A atitude inicial para combater o racismo no Brasil é admitir a sua existência. Se a população e as autoridades ignoram o racismo, não há como combatê-lo. É evidente o desconhecimento do cidadão brasileiro sobre direitos humanos, aspectos históricos e dados estatísticos que envolvem essa opressão social. A ausência de conhecimento contribui para o sufocamento do negro.

O professor e antropólogo Kabengele Munanga, homenageado por ocasião da comemoração dos 50 anos da assinatura pelo Brasil da Convenção Internacional sobre a Eliminação de Todas as Formas de Discriminação Racial, em 2019, disse: "O silêncio e o não dito sobre o racismo brasileiro marca o preconceito da educação e da formação da cidadania em toda as direções" [1]. Acreditamos que o estudo, a investigação e a elaboração de políticas públicas com objetivo de combater a desigualdade social são medidas urgentes.
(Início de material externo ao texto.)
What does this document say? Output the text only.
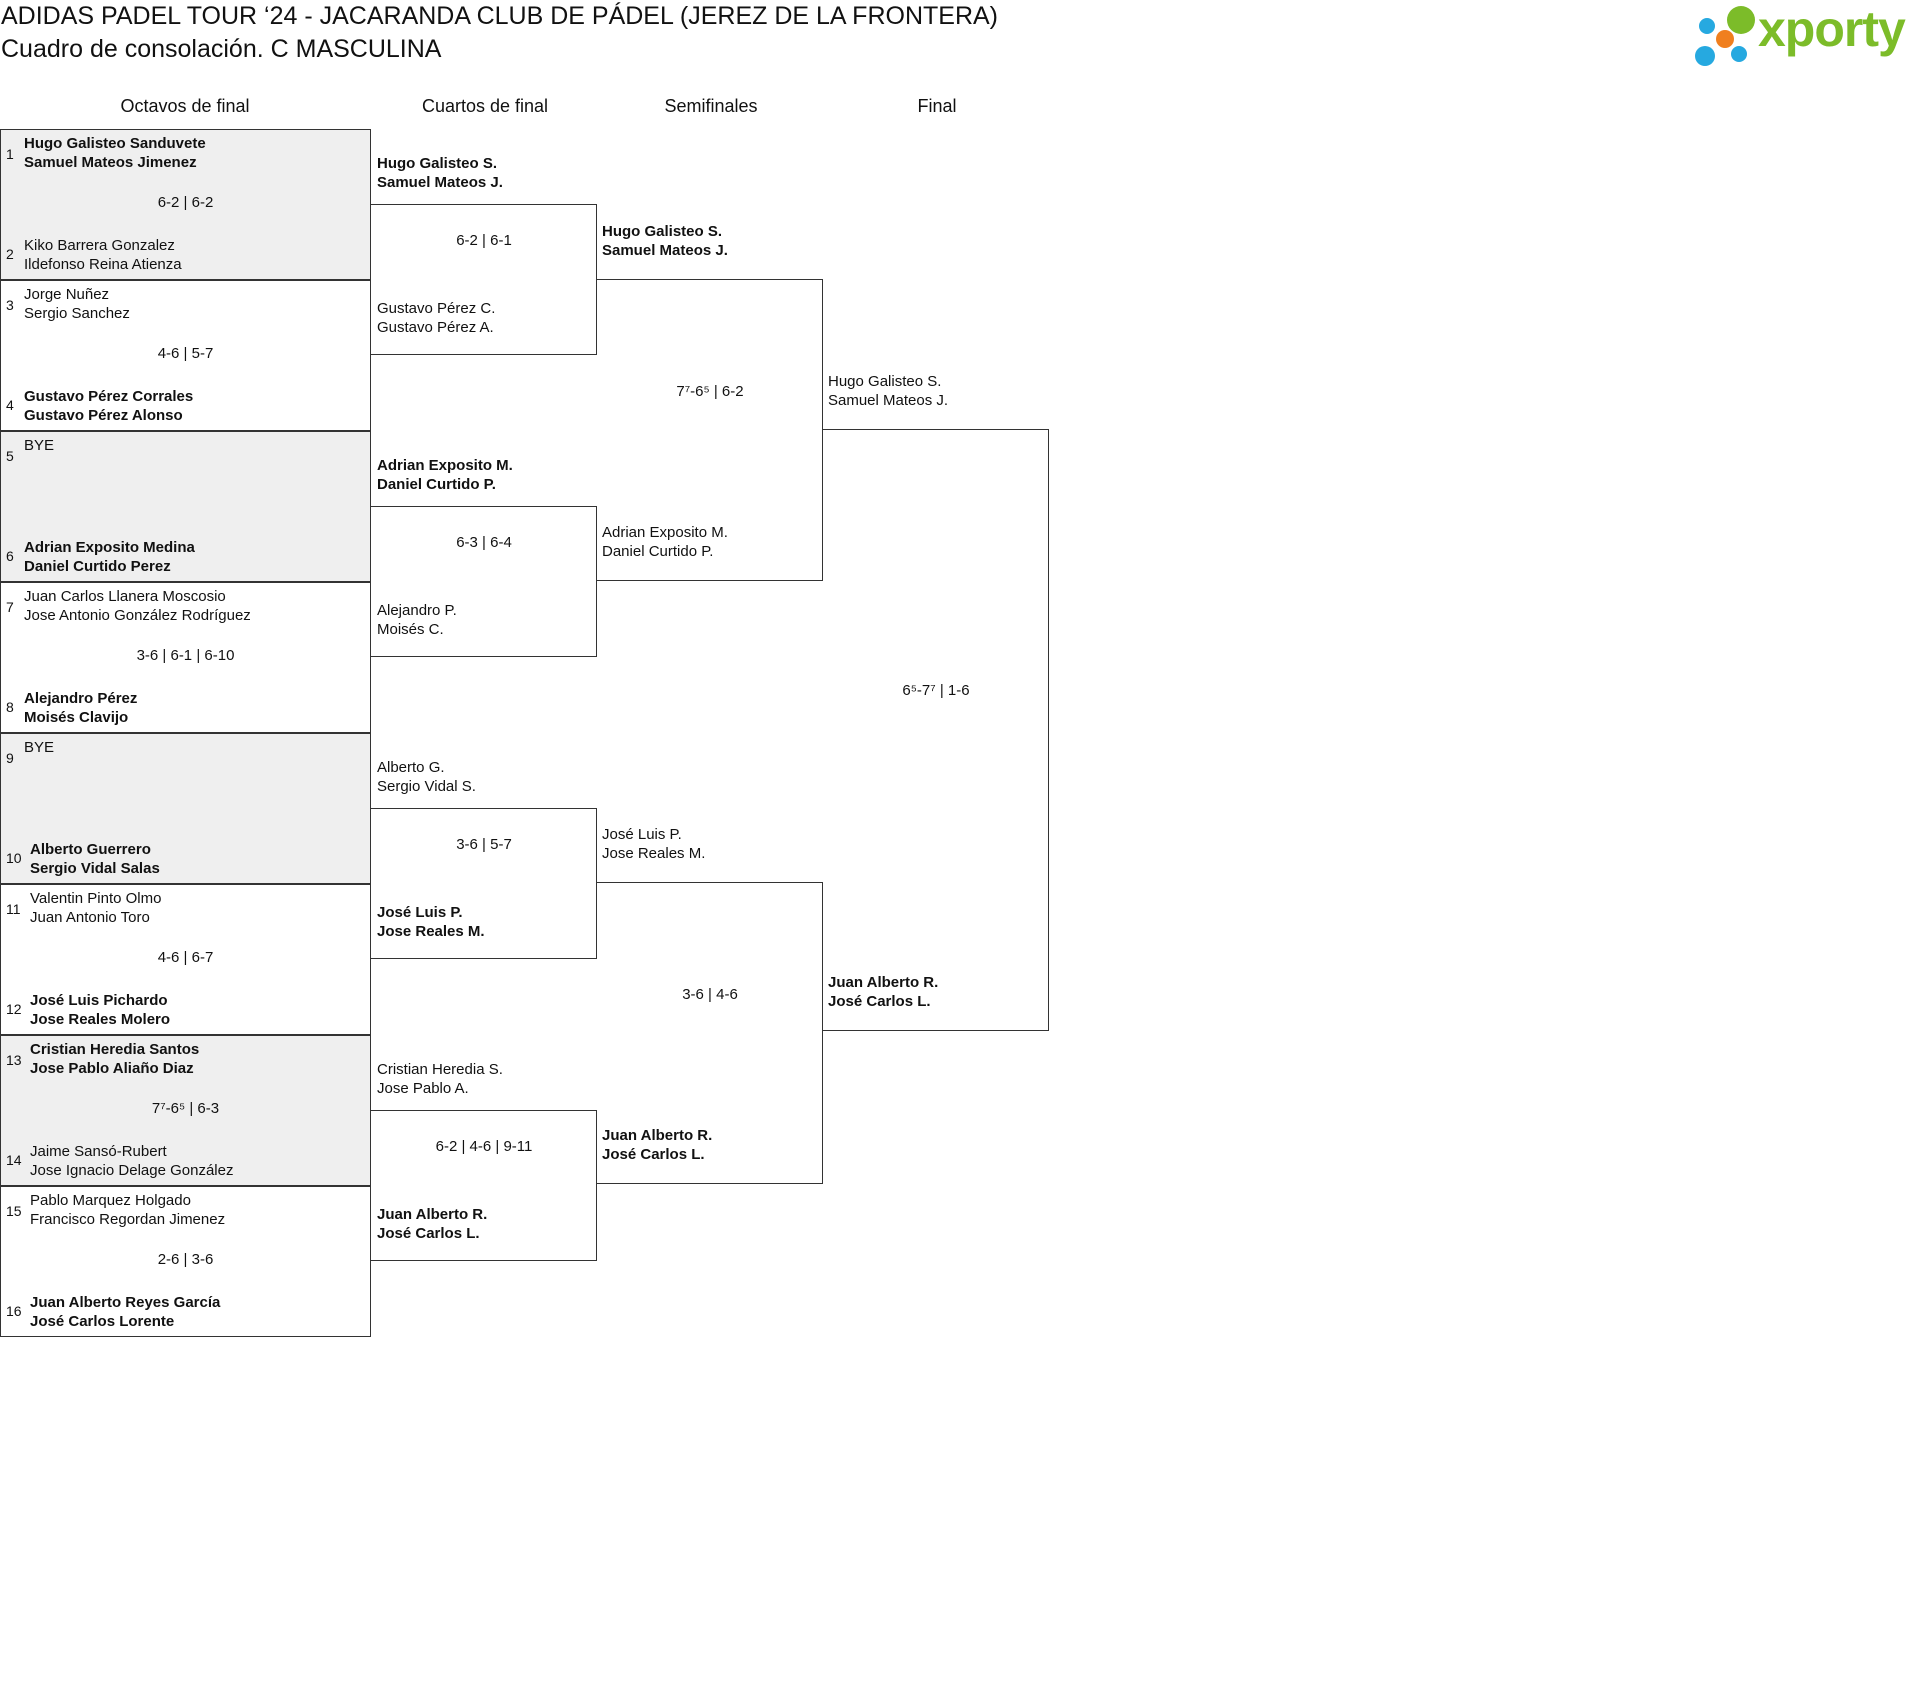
ADIDAS PADEL TOUR ‘24 - JACARANDA CLUB DE PÁDEL (JEREZ DE LA FRONTERA)
Cuadro de consolación. C MASCULINA	xporty
Octavos de final	Cuartos de final	Semifinales	Final
1
Hugo Galisteo Sanduvete
Samuel Mateos Jimenez
2 Kiko Barrera Gonzalez
Ildefonso Reina Atienza
6-2 | 6-2
3
Jorge Nuñez
Sergio Sanchez
4 Gustavo Pérez Corrales
Gustavo Pérez Alonso
4-6 | 5-7
5
BYE
6 Adrian Exposito Medina
Daniel Curtido Perez
7
Juan Carlos Llanera Moscosio
Jose Antonio González Rodríguez
8 Alejandro Pérez
Moisés Clavijo
3-6 | 6-1 | 6-10
9
BYE
10 Alberto Guerrero
Sergio Vidal Salas
11
Valentin Pinto Olmo
Juan Antonio Toro
12 José Luis Pichardo
Jose Reales Molero
4-6 | 6-7
13
Cristian Heredia Santos
Jose Pablo Aliaño Diaz
14 Jaime Sansó-Rubert
Jose Ignacio Delage González
7⁷-6⁵ | 6-3
15
Pablo Marquez Holgado
Francisco Regordan Jimenez
16 Juan Alberto Reyes García
José Carlos Lorente
2-6 | 3-6
Hugo Galisteo S.
Samuel Mateos J.
Gustavo Pérez C.
Gustavo Pérez A.
6-2 | 6-1
Adrian Exposito M.
Daniel Curtido P.
Alejandro P.
Moisés C.
6-3 | 6-4
Alberto G.
Sergio Vidal S.
José Luis P.
Jose Reales M.
3-6 | 5-7
Cristian Heredia S.
Jose Pablo A.
Juan Alberto R.
José Carlos L.
6-2 | 4-6 | 9-11
Hugo Galisteo S.
Samuel Mateos J.
Adrian Exposito M.
Daniel Curtido P.
7⁷-6⁵ | 6-2
José Luis P.
Jose Reales M.
Juan Alberto R.
José Carlos L.
3-6 | 4-6
Hugo Galisteo S.
Samuel Mateos J.
Juan Alberto R.
José Carlos L.
6⁵-7⁷ | 1-6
Mais do que isso, refletir sobre o racismo e ser antirracista são atos de cidadania.

A Agenda da ONU 2030 traça como objetivos a erradicação da pobreza em todas as suas dimensões, a redução das desigualdades socioeconômicas e o combate às discriminações de todos os tipos [2].

A discriminação por cor se confunde ao próprio desenvolvimento da sociedade brasileira. Na época do descobrimento, o preto foi sequestrado da sua terra natal, tratado como "coisa" e utilizado como a principal força de trabalho do colonizador em terras brasileiras. No ensino básico, transmite-se a fábula de que a autonomia do Brasil foi concretizada pela vontade do povo miscigenado, sendo essa conquista fruto da convivência harmônica entre os europeus, indígenas e negros que desenhavam o quadro social e que conduziram à proclamação da independência pacífica. O clássico da literatura "Casa-Grande e Senzala" ajuda a difundir essa ideia de que a mestiçagem, o hibridismo, a plasticidade cultural da convivência entre os diferentes povos é, além de uma característica, uma vantagem do Brasil [3].
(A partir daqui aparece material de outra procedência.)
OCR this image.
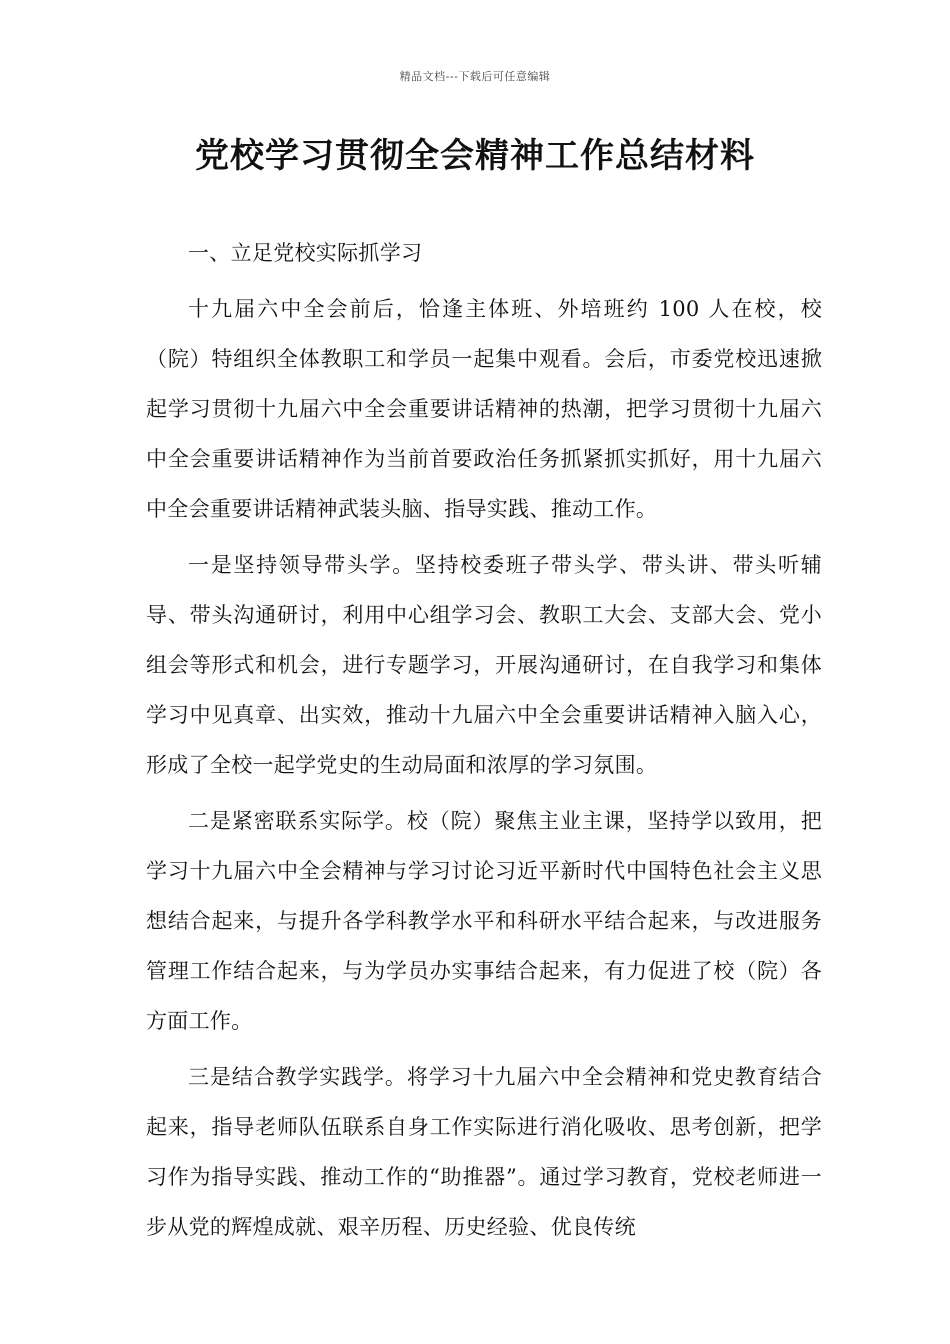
精品文档---下载后可任意编辑
党校学习贯彻全会精神工作总结材料

一、立足党校实际抓学习

十九届六中全会前后，恰逢主体班、外培班约 100 人在校，校（院）特组织全体教职工和学员一起集中观看。会后，市委党校迅速掀起学习贯彻十九届六中全会重要讲话精神的热潮，把学习贯彻十九届六中全会重要讲话精神作为当前首要政治任务抓紧抓实抓好，用十九届六中全会重要讲话精神武装头脑、指导实践、推动工作。

一是坚持领导带头学。坚持校委班子带头学、带头讲、带头听辅导、带头沟通研讨，利用中心组学习会、教职工大会、支部大会、党小组会等形式和机会，进行专题学习，开展沟通研讨，在自我学习和集体学习中见真章、出实效，推动十九届六中全会重要讲话精神入脑入心，形成了全校一起学党史的生动局面和浓厚的学习氛围。

二是紧密联系实际学。校（院）聚焦主业主课，坚持学以致用，把学习十九届六中全会精神与学习讨论习近平新时代中国特色社会主义思想结合起来，与提升各学科教学水平和科研水平结合起来，与改进服务管理工作结合起来，与为学员办实事结合起来，有力促进了校（院）各方面工作。

三是结合教学实践学。将学习十九届六中全会精神和党史教育结合起来，指导老师队伍联系自身工作实际进行消化吸收、思考创新，把学习作为指导实践、推动工作的“助推器”。通过学习教育，党校老师进一步从党的辉煌成就、艰辛历程、历史经验、优良传统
É certo também que os livros de História atribuem relativa importância aos movimentos autônomos pró-independência (Revolução do Portos, Independência Baiana e Inconfidência Mineira, por exemplo), contudo, a maioria dos escritos traz a lição principal de que o grande herói da independência do Brasil é o imperador Dom Pedro I, que, no dia 7 de setembro de 1822, proferiu às margens do Rio Ipiranga o famoso grito.

Apesar da importância social e jurídica do ato praticado pelo monarca português, pensamos que os verdadeiros heróis da independência do Brasil são outros. A elite dominante, a cultura branca e os costumes fizeram com que as lutas e conquistas de diversos líderes populares fossem colocadas em segundo plano e, especialmente, contribuíram para o esquecimento das batalhas travadas por brasileiros natos, conduzidas em sua grande maioria por pessoas pretas.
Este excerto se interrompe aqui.